Qubole incident

Notebooks unavailable

Critical Resolved View vendor source →

Qubole experienced a critical incident on March 23, 2021 affecting Notebooks and Notebooks and 1 more component, lasting 29d 3h. The incident has been resolved; the full update timeline is below.

Started
Mar 23, 2021, 02:13 PM UTC
Resolved
Apr 21, 2021, 06:10 PM UTC
Duration
29d 3h
Detected by Pingoru
Mar 23, 2021, 02:13 PM UTC

Affected components

NotebooksNotebooksNotebooks

Update timeline

  1. investigating Mar 23, 2021, 02:13 PM UTC

    Customers attempting to access notebooks will encounter a "500 Internal Server" error.

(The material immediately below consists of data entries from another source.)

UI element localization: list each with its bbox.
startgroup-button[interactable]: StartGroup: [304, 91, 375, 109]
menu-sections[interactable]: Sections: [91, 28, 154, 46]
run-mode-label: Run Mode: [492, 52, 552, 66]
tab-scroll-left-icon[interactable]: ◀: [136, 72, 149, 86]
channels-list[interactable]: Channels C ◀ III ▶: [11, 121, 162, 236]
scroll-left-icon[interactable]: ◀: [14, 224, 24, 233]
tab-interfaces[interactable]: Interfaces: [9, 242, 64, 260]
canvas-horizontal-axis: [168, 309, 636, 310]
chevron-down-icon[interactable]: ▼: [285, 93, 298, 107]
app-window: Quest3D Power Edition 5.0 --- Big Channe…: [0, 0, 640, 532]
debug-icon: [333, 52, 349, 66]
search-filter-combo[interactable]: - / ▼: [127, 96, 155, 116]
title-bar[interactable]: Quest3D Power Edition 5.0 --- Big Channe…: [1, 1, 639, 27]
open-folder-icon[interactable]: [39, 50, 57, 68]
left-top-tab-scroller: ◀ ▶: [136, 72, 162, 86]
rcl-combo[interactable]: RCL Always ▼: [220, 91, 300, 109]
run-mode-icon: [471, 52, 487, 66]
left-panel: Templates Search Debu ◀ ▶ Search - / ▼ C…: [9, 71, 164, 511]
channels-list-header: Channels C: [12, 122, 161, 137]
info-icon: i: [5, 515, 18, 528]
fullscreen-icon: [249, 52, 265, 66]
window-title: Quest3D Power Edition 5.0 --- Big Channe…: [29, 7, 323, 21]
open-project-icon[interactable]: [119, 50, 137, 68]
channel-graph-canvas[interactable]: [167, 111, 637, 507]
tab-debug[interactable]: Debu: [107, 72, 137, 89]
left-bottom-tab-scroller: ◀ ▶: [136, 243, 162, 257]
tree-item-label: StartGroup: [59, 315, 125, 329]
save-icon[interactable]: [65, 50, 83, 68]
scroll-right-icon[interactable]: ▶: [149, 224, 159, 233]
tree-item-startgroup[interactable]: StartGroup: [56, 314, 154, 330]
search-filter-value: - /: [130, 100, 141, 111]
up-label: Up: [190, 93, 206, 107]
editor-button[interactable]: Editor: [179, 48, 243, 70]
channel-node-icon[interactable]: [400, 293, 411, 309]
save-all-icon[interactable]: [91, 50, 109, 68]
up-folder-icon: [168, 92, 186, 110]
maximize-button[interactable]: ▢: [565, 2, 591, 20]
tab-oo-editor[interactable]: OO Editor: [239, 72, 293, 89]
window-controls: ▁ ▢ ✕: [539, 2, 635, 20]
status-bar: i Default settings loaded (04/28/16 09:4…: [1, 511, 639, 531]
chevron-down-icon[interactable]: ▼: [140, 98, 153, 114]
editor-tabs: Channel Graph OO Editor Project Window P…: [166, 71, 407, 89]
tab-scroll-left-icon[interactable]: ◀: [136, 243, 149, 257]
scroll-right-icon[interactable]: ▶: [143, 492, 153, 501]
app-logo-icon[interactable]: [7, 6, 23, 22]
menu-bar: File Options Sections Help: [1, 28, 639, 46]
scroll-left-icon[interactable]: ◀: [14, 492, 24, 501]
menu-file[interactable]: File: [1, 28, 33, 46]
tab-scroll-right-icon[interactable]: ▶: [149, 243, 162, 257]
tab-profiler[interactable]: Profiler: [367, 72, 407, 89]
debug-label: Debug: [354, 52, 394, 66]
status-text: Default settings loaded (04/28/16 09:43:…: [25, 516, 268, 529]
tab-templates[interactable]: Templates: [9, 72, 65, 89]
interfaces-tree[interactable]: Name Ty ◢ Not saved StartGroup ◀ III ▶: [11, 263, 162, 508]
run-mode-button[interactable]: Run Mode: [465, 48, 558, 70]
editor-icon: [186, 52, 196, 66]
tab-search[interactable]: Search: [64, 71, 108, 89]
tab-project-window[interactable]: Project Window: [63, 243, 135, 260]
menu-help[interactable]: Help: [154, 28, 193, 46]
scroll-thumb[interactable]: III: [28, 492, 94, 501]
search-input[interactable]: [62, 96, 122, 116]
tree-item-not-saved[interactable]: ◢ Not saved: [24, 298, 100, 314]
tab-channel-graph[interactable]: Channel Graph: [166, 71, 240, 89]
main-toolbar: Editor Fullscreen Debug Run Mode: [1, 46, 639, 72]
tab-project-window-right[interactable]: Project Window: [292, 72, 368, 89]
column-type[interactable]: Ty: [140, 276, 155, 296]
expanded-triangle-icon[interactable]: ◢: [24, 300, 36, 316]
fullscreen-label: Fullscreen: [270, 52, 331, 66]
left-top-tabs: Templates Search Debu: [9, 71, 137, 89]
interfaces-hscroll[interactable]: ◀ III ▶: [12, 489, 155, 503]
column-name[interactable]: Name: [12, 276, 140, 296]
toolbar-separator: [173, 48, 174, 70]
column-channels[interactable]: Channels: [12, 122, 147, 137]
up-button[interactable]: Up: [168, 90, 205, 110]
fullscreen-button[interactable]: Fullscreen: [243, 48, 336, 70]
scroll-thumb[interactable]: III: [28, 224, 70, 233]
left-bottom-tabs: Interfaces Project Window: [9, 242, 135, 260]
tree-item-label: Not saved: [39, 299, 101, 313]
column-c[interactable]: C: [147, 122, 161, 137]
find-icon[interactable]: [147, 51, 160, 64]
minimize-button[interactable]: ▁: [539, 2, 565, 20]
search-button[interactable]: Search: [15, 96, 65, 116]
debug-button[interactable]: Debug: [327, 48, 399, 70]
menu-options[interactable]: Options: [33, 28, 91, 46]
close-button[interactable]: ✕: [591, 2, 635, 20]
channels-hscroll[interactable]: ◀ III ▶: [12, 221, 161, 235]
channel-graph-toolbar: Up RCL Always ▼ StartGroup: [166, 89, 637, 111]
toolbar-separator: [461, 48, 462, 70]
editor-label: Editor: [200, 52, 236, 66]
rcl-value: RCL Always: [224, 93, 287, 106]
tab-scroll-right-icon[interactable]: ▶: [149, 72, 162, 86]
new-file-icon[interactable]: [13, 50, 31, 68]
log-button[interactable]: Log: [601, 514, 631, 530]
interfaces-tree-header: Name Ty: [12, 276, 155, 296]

  2. investigating Mar 30, 2021, 06:35 PM UTC

    Devops is continuing to investigate this issue, with the intent to find an immediate workaround.

  3. investigating Mar 31, 2021, 08:18 PM UTC

    Devops has identified a potential cause for this issue and is testing a fix in an internal environment. If the fix is successful, this ticket will be updated to reflect the plan to implement the change across Qubole environments.

  4. identified Apr 02, 2021, 10:32 PM UTC

    Devops is implementing several fixes in the Qubole environment today (4.2.2021) and tomorrow (4.3.2021) in order to resolve this ongoing outage. This page will continue to be updated as the implementation is completed.

  5. identified Apr 06, 2021, 06:00 PM UTC

    Devops has implemented several fixes in the Qubole environment during the last 4 days in order to resolve this ongoing outage. At this point they believe there's one component deployment still pending, where they have sorted out the issues related to deployment and will be performing a rigorous testing. Devops anticipate to get this fix rolled out by Thursday (4/8). This page will continue to be updated as the implementation is completed.

  6. identified Apr 06, 2021, 07:42 PM UTC

    Devops has confirmed the issue has been resolved for all environments except us.qubole, for which their ETA is still Thursday.

  7. identified Apr 09, 2021, 02:01 AM UTC

    Devops is continuing component deployment to resolve this issue. We will update status again as we have a new ETA, or confirmation of resolution.

  8. investigating Apr 12, 2021, 01:12 PM UTC

    Devops resolved a blocking reference error over the weekend. They continue to investigate specific notebook failures on us.qubole.com. At this time a few notebooks appear to be opening normally, though the vast majority still have an issue. Devops is investigating specific failure instances to determine a root cause that will resolve all ongoing failures.

  9. identified Apr 14, 2021, 02:20 AM UTC

    Devops encountered a dependency issue in their attempted fix. They are performing a package rebuild, which will need to be tested tomorrow, Wednesday, before deployment. Devops is attempting to finalize both testing and deployment tomorrow, though deployment may occur on Thursday, 4/15/2021.

  10. identified Apr 15, 2021, 08:32 PM UTC

    Redeployment is still in process, and expected to finish between today (4/15) and tomorrow. This entry will be updated again as redeployment is finished, or as Devops provides further information.

  11. identified Apr 19, 2021, 05:43 PM UTC

    Devops has passed some additional hurdles in final testing of the redeployment on QA. The new deployment is undergoing retesting before being rolled to production.

  12. identified Apr 21, 2021, 06:08 PM UTC

    Significant progress has been made in resolving the Notebook outage. Each environment that serves Notebooks has been refreshed with new nodes and the Notebooks functionality is successfully responding in AWS. AWS customers will now see Notebooks as available and functional while, in parallel, the Qubole team continues its production testing to confirm stability and true resolution to the outage. We continue to work to restore Notebooks on GCP and will be updating the status page regularly

  13. resolved Apr 21, 2021, 06:10 PM UTC

    This incident has been resolved.